O livro de Arnoldo M. Bach. A narrativa da epopeia anarquista.
Giovanni Rossi é de Pisa, onde
nasceu em 1856. Formou-se em agronomia e veterinária e trabalhou em
organizações agrícolas cooperativas, visando amenizar os sofrimentos dos
campesinos pobres da Itália. Era uma época de muitas dificuldades, de
guerras em torno da unificação italiana. O contato com a miséria do povo o fez
entrar em contato com as ideias socialistas que estavam se delineando. Na
década de 1870 entra na Associação Internacional dos Trabalhadores (AIT).
Pertencia a vertente anarquista, que em breve seria expulsa da Internacional.
Além da especificidade profissional, gostava dos temas da filosofia, da
sociologia e da política.
Desde cedo também escrevia. De
sua escrita faziam parte artigos de propaganda anarquista e um livro com suas
ideias e projetos. Este se chamava Une
Comune Socialista, de 1878. Neste livro Cárdias é o narrador que junto com
Cecília, a sua companheira, denunciam as injustiças da época.
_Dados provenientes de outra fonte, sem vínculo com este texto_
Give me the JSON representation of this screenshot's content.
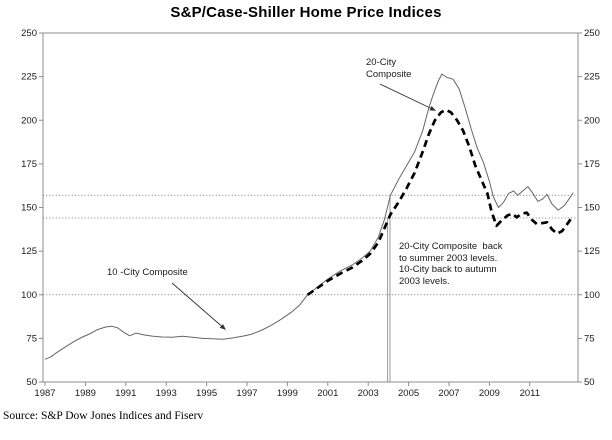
{
  "title": "S&P/Case-Shiller Home Price Indices",
  "source_note": "Source: S&P Dow Jones Indices and Fiserv",
  "annotations": {
    "label_20city": {
      "text": "20-City\nComposite"
    },
    "label_10city": {
      "text": "10 -City Composite"
    },
    "levels_note": {
      "text": "20-City Composite  back\nto summer 2003 levels.\n10-City back to autumn\n2003 levels."
    }
  },
  "colors": {
    "background": "#ffffff",
    "frame": "#8c8c8c",
    "text": "#1a1a1a",
    "series_10city": "#666666",
    "series_20city": "#000000",
    "reference_line": "#555555",
    "vertical_marker": "#9a9a9a"
  },
  "chart_data": {
    "type": "line",
    "title": "S&P/Case-Shiller Home Price Indices",
    "xlabel": "",
    "ylabel": "",
    "ylim": [
      50,
      250
    ],
    "xlim": [
      1986.9,
      2013.4
    ],
    "y_ticks": [
      250,
      225,
      200,
      175,
      150,
      125,
      100,
      75,
      50
    ],
    "y_axis_sides": [
      "left",
      "right"
    ],
    "x_ticks": [
      1987,
      1989,
      1991,
      1993,
      1995,
      1997,
      1999,
      2001,
      2003,
      2005,
      2007,
      2009,
      2011
    ],
    "grid": "off",
    "legend_position": "on-chart arrow annotations",
    "reference_lines": [
      {
        "value": 157,
        "style": "dotted",
        "meaning": "current 10-City level (autumn 2003 level)"
      },
      {
        "value": 144,
        "style": "dotted",
        "meaning": "current 20-City level (summer 2003 level)"
      },
      {
        "value": 100,
        "style": "dotted",
        "meaning": "index base level 100"
      }
    ],
    "vertical_markers": [
      {
        "year": 2003.96,
        "top_value": 144,
        "meaning": "summer 2003 marker"
      },
      {
        "year": 2004.08,
        "top_value": 157,
        "meaning": "autumn 2003 marker"
      }
    ],
    "series": [
      {
        "name": "10-City Composite",
        "line": "thin-solid",
        "points": [
          [
            1987.0,
            63
          ],
          [
            1987.3,
            64.5
          ],
          [
            1987.6,
            67
          ],
          [
            1988.0,
            70
          ],
          [
            1988.4,
            73
          ],
          [
            1988.8,
            75.5
          ],
          [
            1989.2,
            77.5
          ],
          [
            1989.6,
            80
          ],
          [
            1990.0,
            81.5
          ],
          [
            1990.3,
            82
          ],
          [
            1990.6,
            81
          ],
          [
            1990.9,
            78.5
          ],
          [
            1991.2,
            76.5
          ],
          [
            1991.5,
            78
          ],
          [
            1991.9,
            77
          ],
          [
            1992.3,
            76.3
          ],
          [
            1992.8,
            75.8
          ],
          [
            1993.3,
            75.6
          ],
          [
            1993.8,
            76.2
          ],
          [
            1994.3,
            75.6
          ],
          [
            1994.8,
            75
          ],
          [
            1995.3,
            74.8
          ],
          [
            1995.8,
            74.5
          ],
          [
            1996.3,
            75.3
          ],
          [
            1996.8,
            76.3
          ],
          [
            1997.2,
            77.3
          ],
          [
            1997.7,
            79.5
          ],
          [
            1998.2,
            82.5
          ],
          [
            1998.7,
            86
          ],
          [
            1999.2,
            90
          ],
          [
            1999.6,
            94
          ],
          [
            2000.0,
            100
          ],
          [
            2000.5,
            104.5
          ],
          [
            2001.0,
            109
          ],
          [
            2001.6,
            113.5
          ],
          [
            2002.2,
            117
          ],
          [
            2002.7,
            121
          ],
          [
            2003.1,
            125
          ],
          [
            2003.5,
            133
          ],
          [
            2003.8,
            143
          ],
          [
            2004.1,
            157
          ],
          [
            2004.5,
            166
          ],
          [
            2004.9,
            174
          ],
          [
            2005.3,
            182
          ],
          [
            2005.7,
            194
          ],
          [
            2006.0,
            207
          ],
          [
            2006.2,
            214
          ],
          [
            2006.45,
            222
          ],
          [
            2006.65,
            226.5
          ],
          [
            2006.9,
            224.5
          ],
          [
            2007.2,
            223.5
          ],
          [
            2007.5,
            218
          ],
          [
            2007.8,
            207
          ],
          [
            2008.1,
            195
          ],
          [
            2008.4,
            184
          ],
          [
            2008.7,
            176
          ],
          [
            2009.0,
            165
          ],
          [
            2009.2,
            156
          ],
          [
            2009.45,
            150
          ],
          [
            2009.7,
            153
          ],
          [
            2009.95,
            158
          ],
          [
            2010.2,
            159.5
          ],
          [
            2010.4,
            157
          ],
          [
            2010.7,
            160
          ],
          [
            2010.9,
            162
          ],
          [
            2011.1,
            159
          ],
          [
            2011.4,
            153.5
          ],
          [
            2011.65,
            155
          ],
          [
            2011.85,
            157.5
          ],
          [
            2012.1,
            152
          ],
          [
            2012.4,
            148.5
          ],
          [
            2012.7,
            151
          ],
          [
            2012.95,
            155
          ],
          [
            2013.15,
            158.5
          ]
        ]
      },
      {
        "name": "20-City Composite",
        "line": "thick-dashed",
        "points": [
          [
            2000.0,
            100
          ],
          [
            2000.5,
            104
          ],
          [
            2001.0,
            108
          ],
          [
            2001.6,
            112
          ],
          [
            2002.2,
            115.5
          ],
          [
            2002.7,
            119.5
          ],
          [
            2003.1,
            123.5
          ],
          [
            2003.5,
            130
          ],
          [
            2003.8,
            138
          ],
          [
            2004.1,
            146
          ],
          [
            2004.5,
            153
          ],
          [
            2004.9,
            161
          ],
          [
            2005.3,
            170
          ],
          [
            2005.7,
            182
          ],
          [
            2006.0,
            192
          ],
          [
            2006.3,
            200
          ],
          [
            2006.6,
            204.5
          ],
          [
            2006.85,
            206
          ],
          [
            2007.1,
            204.5
          ],
          [
            2007.4,
            200
          ],
          [
            2007.7,
            194
          ],
          [
            2008.0,
            185
          ],
          [
            2008.3,
            174
          ],
          [
            2008.6,
            166
          ],
          [
            2008.9,
            158
          ],
          [
            2009.1,
            148
          ],
          [
            2009.35,
            139.5
          ],
          [
            2009.6,
            142.5
          ],
          [
            2009.9,
            145.5
          ],
          [
            2010.15,
            146.5
          ],
          [
            2010.35,
            144.3
          ],
          [
            2010.6,
            146.5
          ],
          [
            2010.85,
            147
          ],
          [
            2011.1,
            143
          ],
          [
            2011.35,
            140.5
          ],
          [
            2011.6,
            141
          ],
          [
            2011.85,
            141.5
          ],
          [
            2012.1,
            137.5
          ],
          [
            2012.35,
            135
          ],
          [
            2012.6,
            136.5
          ],
          [
            2012.85,
            140.5
          ],
          [
            2013.1,
            144.5
          ]
        ]
      }
    ]
  }
}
O nome da colônia
Cecília é uma homenagem a esta
personagem de seu livro, nada tendo a ver, como vi em alguns escritos, com a
santa Cecília, a padroeira dos músicos. Basta lembrar que eram anarquistas,
para não fazer tal confusão.
Contra a ordem estabelecida, acabar com os homens da ordem.
Contra a ordem estabelecida, acabar com os homens da ordem.
“Anarquia nas relações sociais;
amor e mais que amor na família; propriedade coletiva dos capitais;
distribuição gratuita dos produtos do ajuste econômico; negação de deus nas
religiões”, pregava o personagem Cárdias. Cárdias imaginava uma terra
longínqua, Poggio al Mare, onde
pudesse, junto com Cecília, por seus ideais em prática. “Nós nos amávamos e o
nosso afeto não diminuía, mas agigantava-se com o amor pela humanidade. Falar
de socialismo, para nós, era falar de amor”.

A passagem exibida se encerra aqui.